Use podman to generate a systemd service file.

podman generate systemd --restart-policy always --name busybox > \
~/.config/systemd/user/container-busybox.service

sed -i s/^KillMode=.*/KillMode=control-group/ \
~/.config/systemd/user/container-busybox.service

Next, we reload systemd so that it can see the new service.

systemctl --user daemon-reload

Now we are able to interact with the container using systemd. Let’s enable it on boot and check the status!

systemctl --user enable --now container-busybox
systemctl --user status container-busybox

On boot, this service should auto-start and can be managed via systemd.
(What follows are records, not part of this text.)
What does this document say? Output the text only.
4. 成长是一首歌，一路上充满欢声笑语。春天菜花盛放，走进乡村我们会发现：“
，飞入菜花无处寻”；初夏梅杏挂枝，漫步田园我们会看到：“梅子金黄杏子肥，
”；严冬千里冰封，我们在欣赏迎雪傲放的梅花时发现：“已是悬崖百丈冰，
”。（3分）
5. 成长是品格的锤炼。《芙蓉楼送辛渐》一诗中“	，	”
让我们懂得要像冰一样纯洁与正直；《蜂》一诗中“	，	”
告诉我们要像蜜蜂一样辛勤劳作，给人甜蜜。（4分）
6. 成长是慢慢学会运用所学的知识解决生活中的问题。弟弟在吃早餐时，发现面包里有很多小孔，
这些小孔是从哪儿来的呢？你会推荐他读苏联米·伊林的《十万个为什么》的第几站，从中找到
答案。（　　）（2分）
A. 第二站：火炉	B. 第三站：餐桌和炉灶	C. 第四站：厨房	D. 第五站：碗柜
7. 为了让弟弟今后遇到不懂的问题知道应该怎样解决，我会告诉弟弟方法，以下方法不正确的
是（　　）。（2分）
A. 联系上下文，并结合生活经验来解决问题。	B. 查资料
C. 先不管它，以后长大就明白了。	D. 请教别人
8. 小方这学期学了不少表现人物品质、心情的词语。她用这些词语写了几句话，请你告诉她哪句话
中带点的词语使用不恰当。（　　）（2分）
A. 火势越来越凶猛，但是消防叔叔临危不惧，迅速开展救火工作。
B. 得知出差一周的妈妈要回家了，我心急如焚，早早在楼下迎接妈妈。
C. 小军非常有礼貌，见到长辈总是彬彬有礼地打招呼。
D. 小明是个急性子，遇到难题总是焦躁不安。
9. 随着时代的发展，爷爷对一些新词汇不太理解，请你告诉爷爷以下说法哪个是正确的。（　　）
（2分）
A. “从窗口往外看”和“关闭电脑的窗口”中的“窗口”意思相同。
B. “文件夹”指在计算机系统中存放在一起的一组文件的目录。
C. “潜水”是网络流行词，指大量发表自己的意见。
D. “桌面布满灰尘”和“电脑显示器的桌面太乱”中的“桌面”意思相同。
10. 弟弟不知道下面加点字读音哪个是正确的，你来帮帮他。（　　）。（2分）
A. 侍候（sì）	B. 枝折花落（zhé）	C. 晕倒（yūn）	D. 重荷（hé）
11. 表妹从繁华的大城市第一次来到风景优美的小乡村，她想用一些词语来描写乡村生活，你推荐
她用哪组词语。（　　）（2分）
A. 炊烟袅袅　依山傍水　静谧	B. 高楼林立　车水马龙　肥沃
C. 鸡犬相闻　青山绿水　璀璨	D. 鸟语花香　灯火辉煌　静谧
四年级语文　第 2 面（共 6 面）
So the final step is to reboot the host, switch back to the user and ensure the container is running.

14 thoughts on “Rootless podman containers under system accounts, managed and enabled at boot with systemd

  1. This is neat, I like it.
    Question. How about CI/CD flow here. Assuming I have a gitlab-ci and can execute SSH via pubkey with that service user. If I execute podman rm, then pull fresh and run fresh the image, will the systemd still work after reboot (and autostart) ?

  2. It should, so long as the name of your container is the same as that’s what systemd uses (check the service file you create).

    -c

  3. Very helpful article, thanks!

    For many containers, having the systemd services scattered over just as many users and home dirs is cumbersome to manage. Do you know if its possible to leverage the systemd User= and Group= directives to run rootless containers from the systemd –system instance? Or would be the preferred approach to just run all containers under the same (non-root-) user?

  4. Hi Kilian, I’m not sure about that but is is probably possible to run as a different user. If I get some time I’ll test it out and post an update.

  5. Thanks! This was very helpful in getting a rootless podman deployment of keycloak up and running.

  6. This post is brilliant. I have found pieces of this info all over, but here it all is in one place. Thank you!